Hypothesis

Integrating a temporal transformer encoder with the SMAHP accelerated failure time framework yields a joint model that (1) captures time‑varying omics exposures, (2) decomposes their mediated effect on survival through proteomic mediators, and (3) provides interpretable attention weights that pinpoint age‑specific causal pathways.

Mechanistic Rationale

SMAHP extends Cox to an AFT model that jointly models high‑dimensional exposures and mediators for causal mediation analysis[1]. However, SMAHP assumes static baseline measurements and cannot handle covariates that change over follow‑up. Longitudinal aging studies repeatedly measure transcriptome, proteome, and clinical variables, creating a dynamic hazard landscape[4]. Recent neural survival methods with TGDR and deep conditional transformation models relax proportional hazards but still treat each time point independently[2]. A transformer encoder, by design, processes sequences and learns contextual representations across time steps, allowing the model to borrow information from prior omics states while retaining sparse feature selection via TGDR‑style regularization on the transformer’s feed‑forward layers.

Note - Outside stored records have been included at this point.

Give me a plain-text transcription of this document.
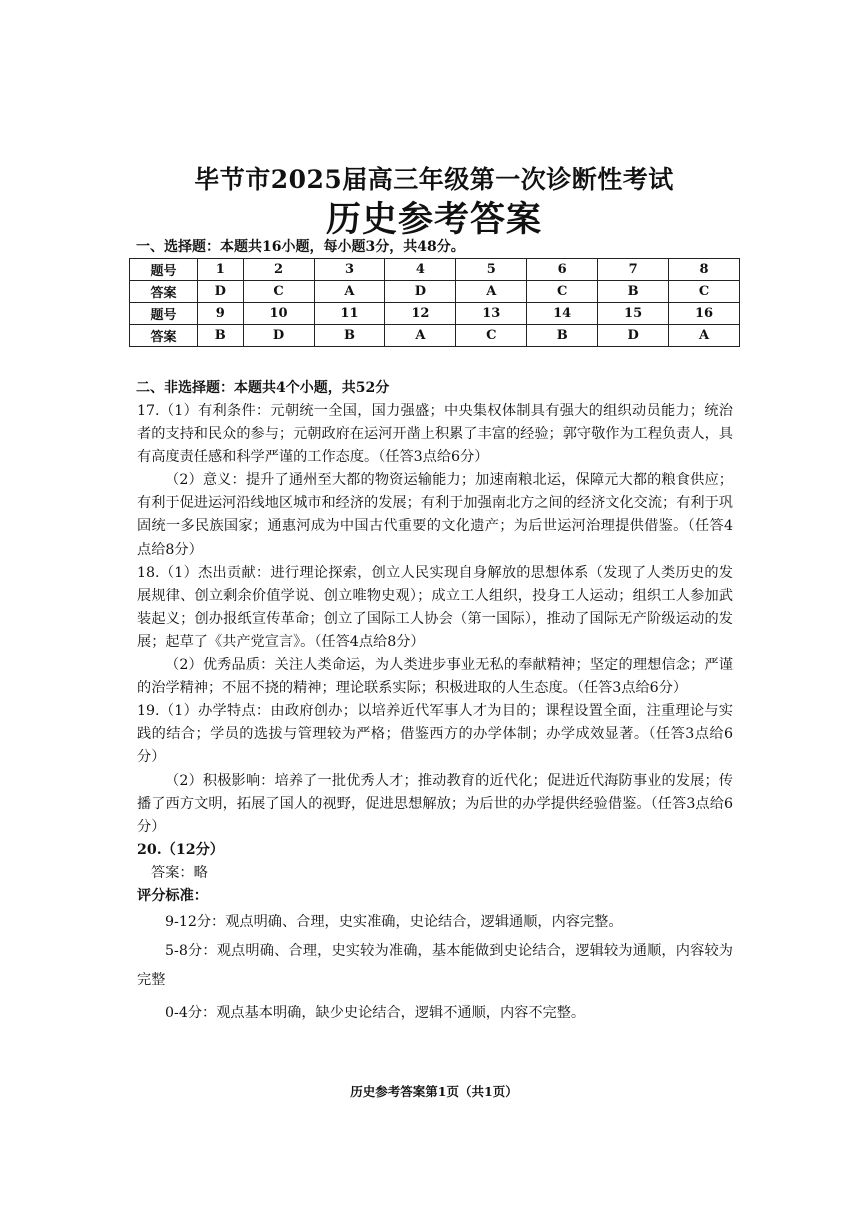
毕节市2025届高三年级第一次诊断性考试
历史参考答案
一、选择题：本题共16小题，每小题3分，共48分。
题号	1	2	3	4	5	6	7	8
答案	D	C	A	D	A	C	B	C
题号	9	10	11	12	13	14	15	16
答案	B	D	B	A	C	B	D	A
二、非选择题：本题共4个小题，共52分

17.（1）有利条件：元朝统一全国，国力强盛；中央集权体制具有强大的组织动员能力；统治者的支持和民众的参与；元朝政府在运河开凿上积累了丰富的经验；郭守敬作为工程负责人，具有高度责任感和科学严谨的工作态度。（任答3点给6分）

（2）意义：提升了通州至大都的物资运输能力；加速南粮北运，保障元大都的粮食供应；有利于促进运河沿线地区城市和经济的发展；有利于加强南北方之间的经济文化交流；有利于巩固统一多民族国家；通惠河成为中国古代重要的文化遗产；为后世运河治理提供借鉴。（任答4点给8分）

18.（1）杰出贡献：进行理论探索，创立人民实现自身解放的思想体系（发现了人类历史的发展规律、创立剩余价值学说、创立唯物史观）；成立工人组织，投身工人运动；组织工人参加武装起义；创办报纸宣传革命；创立了国际工人协会（第一国际），推动了国际无产阶级运动的发展；起草了《共产党宣言》。（任答4点给8分）

（2）优秀品质：关注人类命运，为人类进步事业无私的奉献精神；坚定的理想信念；严谨的治学精神；不屈不挠的精神；理论联系实际；积极进取的人生态度。（任答3点给6分）

19.（1）办学特点：由政府创办；以培养近代军事人才为目的；课程设置全面，注重理论与实践的结合；学员的选拔与管理较为严格；借鉴西方的办学体制；办学成效显著。（任答3点给6分）

（2）积极影响：培养了一批优秀人才；推动教育的近代化；促进近代海防事业的发展；传播了西方文明，拓展了国人的视野，促进思想解放；为后世的办学提供经验借鉴。（任答3点给6分）

20.（12分）

答案：略

评分标准：

9-12分：观点明确、合理，史实准确，史论结合，逻辑通顺，内容完整。

5-8分：观点明确、合理，史实较为准确，基本能做到史论结合，逻辑较为通顺，内容较为完整

0-4分：观点基本明确，缺少史论结合，逻辑不通顺，内容不完整。

历史参考答案第1页（共1页）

We propose to replace the static exposure matrix in SMAHP with the transformer’s latent sequence output. The transformer learns a low‑dimensional, time‑varying exposure embedding that feeds into the AFT mediator model. Because the transformer’s self‑attention weights are directly inspectable, we can map which prior visits (e.g., mid‑life inflammation) most strongly influence later proteomic mediators and mortality risk. This yields a mechanistically interpretable mediation cascade: genomic drift → time‑varying transcriptomic embedding → age‑specific proteomic mediator → accelerated failure time.

Testable Predictions

1. In a longitudinal aging cohort with at least three omics waves (e.g., ages 50, 60, 70), the transformer‑SMAHP model will show significantly lower cross‑validated prediction error for survival than static SMAHP or TGDR‑Cox baselines (p < 0.01, paired t‑test on log‑loss).
2. The attention weights linking baseline transcriptomic perturbations to mid‑life proteomic mediators will correlate with known aging pathways (e.g., mTOR, senescence) identified in the NIA Interventions Testing Program[5].
3. Intervention simulation—setting the transformer’s attention to zero for a selected mid‑life proteomic node—will increase predicted median lifespan by ≥ 6 months in silico, a effect that can be tested in a subset of participants receiving rapamycin or SGLT2 inhibitors.
4. Sparsity constraints on the transformer’s feed‑forward layers will retain ≤ 15% of input features, ensuring biological interpretability without sacrificing performance.

Experimental Design

• Data: Use the Framingham Heart Study Offspring cohort with RNA‑Seq, proteomics, and clinical visits every 4 years (n ≈ 2,000, events ≈ 300).
• Preprocess: Log‑transform omics, batch‑correct, impute missing values with K‑NN.
• Model architecture:
  • Transformer encoder (2 layers, 4 heads, embedding dim 64) with TGDR‑style L1 penalty on feed‑forward weights.
  • SMAHP AFT mediator model linking transformer output to proteomic mediators and survival.
• Baseline models: Static SMAHP, TGDR‑Cox, deep conditional transformation model.
• Evaluation: 5‑fold cross‑validated concordance index, integrated Brier score, and calibration plots.
• Interpretability: Extract attention matrices, perform enrichment analysis on genes/proteins with top‑5% weights.
• Falsification: If transformer‑SMAHP does not outperform baselines or attention weights fail to enrich aging‑related pathways, the hypothesis is rejected.